Restoration, necessity, economy and speed are the
rubrics under which construction can proceed at all in
this political tinderbox. In the case of visible
structures, the additional watchword is
"temporary," to convey the message that no
one is out to make an architectural statement.
Ordinarily, the development of a $224 million,
five-track, three-platform station, to be used by
50,000 commuters daily, would call for some bold
aesthetic gesture. But the engineering division of the
Port Authority of New York and New Jersey and the
authority's chief architect, Robert I. Davidson, have
taken a diffident tack.
"It's a temporary, minimalist approach,"
said Carla Bonacci, senior program manager for the
World Trade Center PATH terminal. "The idea is to
get people to the street, where they need to be; not
to dwell in the station."
The most visible part of the station will be a
canopy at Fulton and Church Streets to shelter the
main stairway from rain and snow. It is shown in
renderings as an S-curve airfoil shape, but Ms.

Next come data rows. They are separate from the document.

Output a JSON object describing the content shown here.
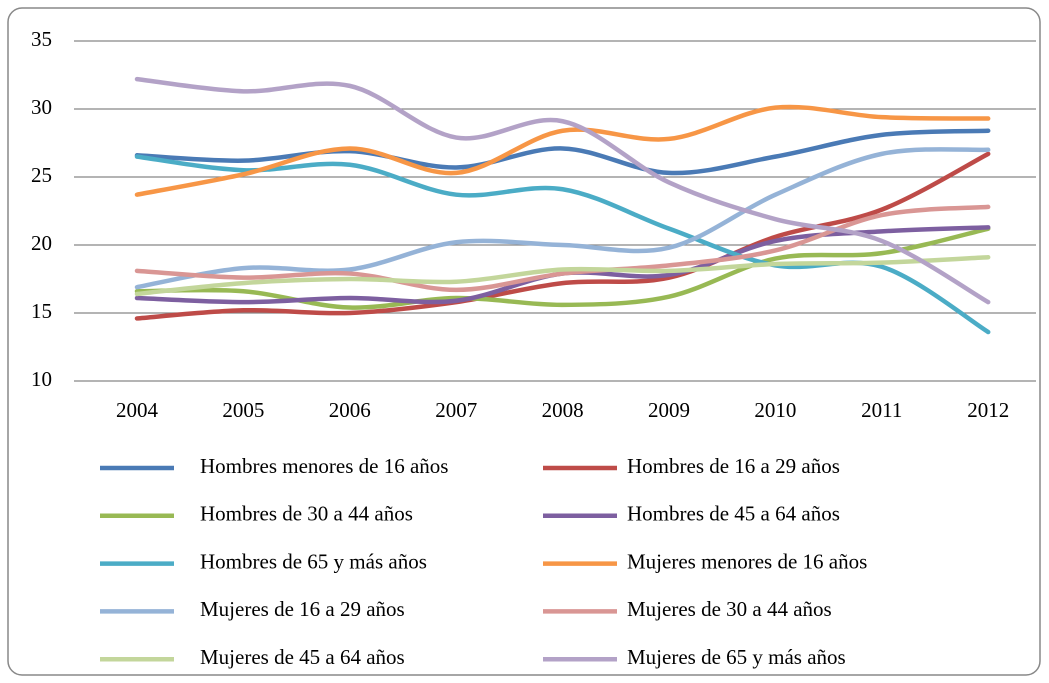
{
  "chart_data": {
    "type": "line",
    "categories": [
      "2004",
      "2005",
      "2006",
      "2007",
      "2008",
      "2009",
      "2010",
      "2011",
      "2012"
    ],
    "ylim": [
      10,
      35
    ],
    "yticks": [
      10,
      15,
      20,
      25,
      30,
      35
    ],
    "grid": true,
    "smooth": true,
    "legend": "bottom",
    "series": [
      {
        "name": "Hombres menores de 16 años",
        "color": "#4a7ab5",
        "values": [
          26.6,
          26.2,
          26.9,
          25.7,
          27.1,
          25.3,
          26.5,
          28.1,
          28.4
        ]
      },
      {
        "name": "Hombres de 16 a 29 años",
        "color": "#be4b48",
        "values": [
          14.6,
          15.2,
          15.0,
          15.8,
          17.2,
          17.6,
          20.6,
          22.6,
          26.7
        ]
      },
      {
        "name": "Hombres de 30 a 44 años",
        "color": "#98b954",
        "values": [
          16.6,
          16.6,
          15.4,
          16.1,
          15.6,
          16.2,
          19.0,
          19.4,
          21.2
        ]
      },
      {
        "name": "Hombres de 45 a 64 años",
        "color": "#7d5fa0",
        "values": [
          16.1,
          15.8,
          16.1,
          15.9,
          17.9,
          17.8,
          20.3,
          21.0,
          21.3
        ]
      },
      {
        "name": "Hombres de 65 y más años",
        "color": "#4bacc6",
        "values": [
          26.5,
          25.5,
          25.9,
          23.7,
          24.1,
          21.2,
          18.5,
          18.4,
          13.6
        ]
      },
      {
        "name": "Mujeres menores de 16 años",
        "color": "#f79646",
        "values": [
          23.7,
          25.2,
          27.1,
          25.3,
          28.4,
          27.8,
          30.1,
          29.4,
          29.3
        ]
      },
      {
        "name": "Mujeres de 16 a 29 años",
        "color": "#95b3d7",
        "values": [
          16.9,
          18.3,
          18.2,
          20.2,
          20.0,
          19.8,
          23.7,
          26.7,
          27.0
        ]
      },
      {
        "name": "Mujeres de 30 a 44 años",
        "color": "#d99694",
        "values": [
          18.1,
          17.6,
          17.9,
          16.7,
          17.9,
          18.5,
          19.6,
          22.2,
          22.8
        ]
      },
      {
        "name": "Mujeres de 45 a 64 años",
        "color": "#c3d69b",
        "values": [
          16.4,
          17.2,
          17.5,
          17.3,
          18.2,
          18.1,
          18.6,
          18.7,
          19.1
        ]
      },
      {
        "name": "Mujeres de 65 y más años",
        "color": "#b3a2c7",
        "values": [
          32.2,
          31.3,
          31.7,
          27.9,
          29.1,
          24.6,
          21.9,
          20.3,
          15.8
        ]
      }
    ]
  }
}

Bonacci said this would not be the final design.
"The idea," she said, "is to give it a
street presence to convey the idea that it's a train
station, but to be simple and elegant."
At track level, the Port Authority plans to install
vinyl mesh screens that will block views from the
trains into the site, Ms. Bonacci said, out of respect
for the "memory of what happened" and as a
construction safeguard.
Visibility is a deeply sensitive planning issue at
the site of something so monstrous.
"Viewing wall" is almost a misnomer for
the high fence on Church Street, designed by Port
Authority architects working with Voorsanger &
Associates, Severud Associates and Pentagram. It
stands so far from the edge of the pit that it offers
few glimpses below grade, only a more contemplative
vista across the site to the World Financial Center.
On the other side of the chasm is the rebuilt
Winter Garden. Its new eastern facade of glass invites
thoughts of a pedestrian bridge or walkway across the
trade center site from Church Street. Neighborhood
leaders are even talking — gingerly — about the
possibility of creating some interim retail space like
a farmers' market.
But it may be that the PATH station, subway tunnel
and viewing wall are the only things built on the site
for the foreseeable future, given the exquisite
sensitivities.
Bartholomew Voorsanger, an architect who was
involved in the collection of artifacts from the
attack and in the design of the viewing wall, likened
the site to a griddle on which drops of water almost
instantly boil.
"You have no idea how white-hot the intensity
of feelings is," he said, "until you start
sprinkling ideas on it and it explodes."